Nach § 17 Abs. 1 KSchG muss der Arbeitgeber der Agentur für Arbeit eine sog. Massenentlassungsanzeige erstatten, bevor er in einem Betrieb eine bestimmte Anzahl von Arbeitnehmern innerhalb von 30 Kalendertagen entlässt. Damit hat der deutsche Gesetzgeber die unionsrechtliche Verpflichtung aus Art. 3 der Richtlinie 98/59/EG (Massenentlassungsrichtlinie – MERL) umgesetzt.

Bundesarbeitsgericht kippt Kündigungen bei Air Berlin/ Bild: unsplash.com/ Markus Spiske

Bezüglich der Kündigungen des Cockpit-Personals der insolventen Fluggesellschaft Air Berlin bestand eine Anzeigepflicht. Bei der Anzeige ist jedoch der für § 17 KSchG maßgebliche Betriebsbegriff der MERL verkannt und deswegen die Anzeige nicht für den richtigen Betrieb erstattet worden. Das hatte zur Folge, dass die Anzeige bei einer örtlich unzuständigen Agentur für Arbeit erfolgte und nicht die erforderlichen Angaben enthielt. Dies bewirkt die Unwirksamkeit der betroffenen Kündigungen.

Air Berlin unterhielt an mehreren Flughäfen sog. Stationen. Diesen war Personal für die Bereiche Boden, Kabine und Cockpit zugeordnet. Der Kläger war bei Air Berlin als Pilot mit Einsatzort Düsseldorf beschäftigt. Sein Arbeitsverhältnis wurde nach der am 1. November 2017 erfolgten Eröffnung des Insolvenzverfahrens in Eigenverwaltung wie das aller anderen Piloten wegen Stilllegung des Flugbetriebs Ende November 2017 gekündigt. Air Berlin erstattete die Massenentlassungsanzeige für den angenommenen „Betrieb Cockpit“ und damit bezogen auf das bundesweit beschäftigte Cockpit-Personal. Dieses Betriebsverständnis beruhte auf den bei Air Berlin tarifvertraglich getrennt organisierten Vertretungen für das Boden-, Kabinen- und Cockpit-Personal (vgl. § 117 Abs. 2 BetrVG). Die Anzeige erfolgte wegen der zentralen Steuerung des Flugbetriebs bei der für den Sitz der Air Berlin zuständigen Agentur für Arbeit Berlin-Nord. Der Kläger hat die Stilllegungsentscheidung bestritten. Der Flugbetrieb werde durch andere Fluggesellschaften (teilweise) fortgeführt. Die Massenentlassungsanzeige sei fehlerhaft.
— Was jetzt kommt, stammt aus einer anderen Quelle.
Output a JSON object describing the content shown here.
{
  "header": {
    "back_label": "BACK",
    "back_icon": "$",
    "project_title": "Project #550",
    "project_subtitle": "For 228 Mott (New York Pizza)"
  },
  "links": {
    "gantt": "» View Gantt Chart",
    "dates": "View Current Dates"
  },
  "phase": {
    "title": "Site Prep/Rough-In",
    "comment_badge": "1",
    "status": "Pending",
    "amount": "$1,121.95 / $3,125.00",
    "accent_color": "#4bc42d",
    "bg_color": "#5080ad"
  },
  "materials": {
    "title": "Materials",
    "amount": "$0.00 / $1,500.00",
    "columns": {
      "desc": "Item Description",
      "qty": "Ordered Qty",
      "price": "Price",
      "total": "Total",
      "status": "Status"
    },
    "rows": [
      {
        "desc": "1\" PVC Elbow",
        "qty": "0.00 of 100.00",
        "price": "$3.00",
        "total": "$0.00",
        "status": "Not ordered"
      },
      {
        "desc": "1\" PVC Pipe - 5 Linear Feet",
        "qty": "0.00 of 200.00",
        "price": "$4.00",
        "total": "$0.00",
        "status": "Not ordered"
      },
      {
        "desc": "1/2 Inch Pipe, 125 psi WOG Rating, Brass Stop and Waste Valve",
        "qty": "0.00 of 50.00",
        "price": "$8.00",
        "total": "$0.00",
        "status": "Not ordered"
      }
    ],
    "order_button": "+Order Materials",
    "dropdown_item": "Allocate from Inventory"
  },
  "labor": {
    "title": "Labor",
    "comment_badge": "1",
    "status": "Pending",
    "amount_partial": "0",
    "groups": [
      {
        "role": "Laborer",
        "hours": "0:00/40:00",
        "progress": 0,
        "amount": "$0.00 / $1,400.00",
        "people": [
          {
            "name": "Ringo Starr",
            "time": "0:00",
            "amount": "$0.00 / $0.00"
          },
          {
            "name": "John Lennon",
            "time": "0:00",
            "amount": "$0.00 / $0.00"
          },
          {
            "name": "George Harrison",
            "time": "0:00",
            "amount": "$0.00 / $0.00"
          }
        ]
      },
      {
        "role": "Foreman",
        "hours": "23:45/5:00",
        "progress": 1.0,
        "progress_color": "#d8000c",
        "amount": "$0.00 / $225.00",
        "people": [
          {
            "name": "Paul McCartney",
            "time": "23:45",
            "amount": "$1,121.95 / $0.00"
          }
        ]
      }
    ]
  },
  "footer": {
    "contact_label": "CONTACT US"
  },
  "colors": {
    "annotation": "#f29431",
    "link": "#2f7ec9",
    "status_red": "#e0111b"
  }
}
Bundesarbeitsgericht kippt Kündigungen bei Air Berlin/ Bild: Pöppel Rechtsanwälte

Die Vorinstanzen haben seine Kündigungsschutzklage abgewiesen. Die Revision des Klägers hatte vor dem Sechsten Senat des Bundesarbeitsgerichts Erfolg. Nach dem unionsrechtlich determinierten Betriebsbegriff des § 17 Abs. 1 KSchG handelte es sich bei den Stationen der Air Berlin um Betriebe im Sinne dieser Norm. Folglich hätte die Massenentlassungsanzeige für die der Station Düsseldorf zugeordneten Piloten bei der dafür zuständigen Agentur für Arbeit in Düsseldorf erfolgen müssen. Dort traten bei typisierender Betrachtung die Auswirkungen der Massenentlassung auf, denen durch eine frühzeitige Einschaltung der zuständigen Agentur für Arbeit entgegen getreten werden soll. Die Anzeige hätte sich zudem nicht auf Angaben zum Cockpit-Personal beschränken dürfen. Die nach § 17 Abs. 3 Satz 4 KSchG zwingend erforderlichen Angaben hätten vielmehr auch das der Station zugeordnete Boden- und Kabinen-Personal erfassen müssen. Für den Betriebsbegriff der MERL ist ohne Belang, dass diese Beschäftigtengruppen kollektivrechtlich in andere Vertretungsstrukturen eingebettet waren.

Der Senat hatte aufgrund der Unwirksamkeit der Kündigung nach § 17 Abs. 1 KSchG, § 134 BGB nicht darüber zu entscheiden, ob ein Betriebs(teil-)übergang auf eine andere Fluggesellschaft stattgefunden hat.

Bundesarbeitsgericht, Urteil vom 13. Februar 2020 – 6 AZR 146/19 –
Vorinstanz: Landesarbeitsgericht Düsseldorf, Urteil vom 8. Januar 2019 – 3 Sa 338/18 –

Der Senat hat am 13. Februar 2020 auch über sieben gleichgelagerte Verfahren entschieden.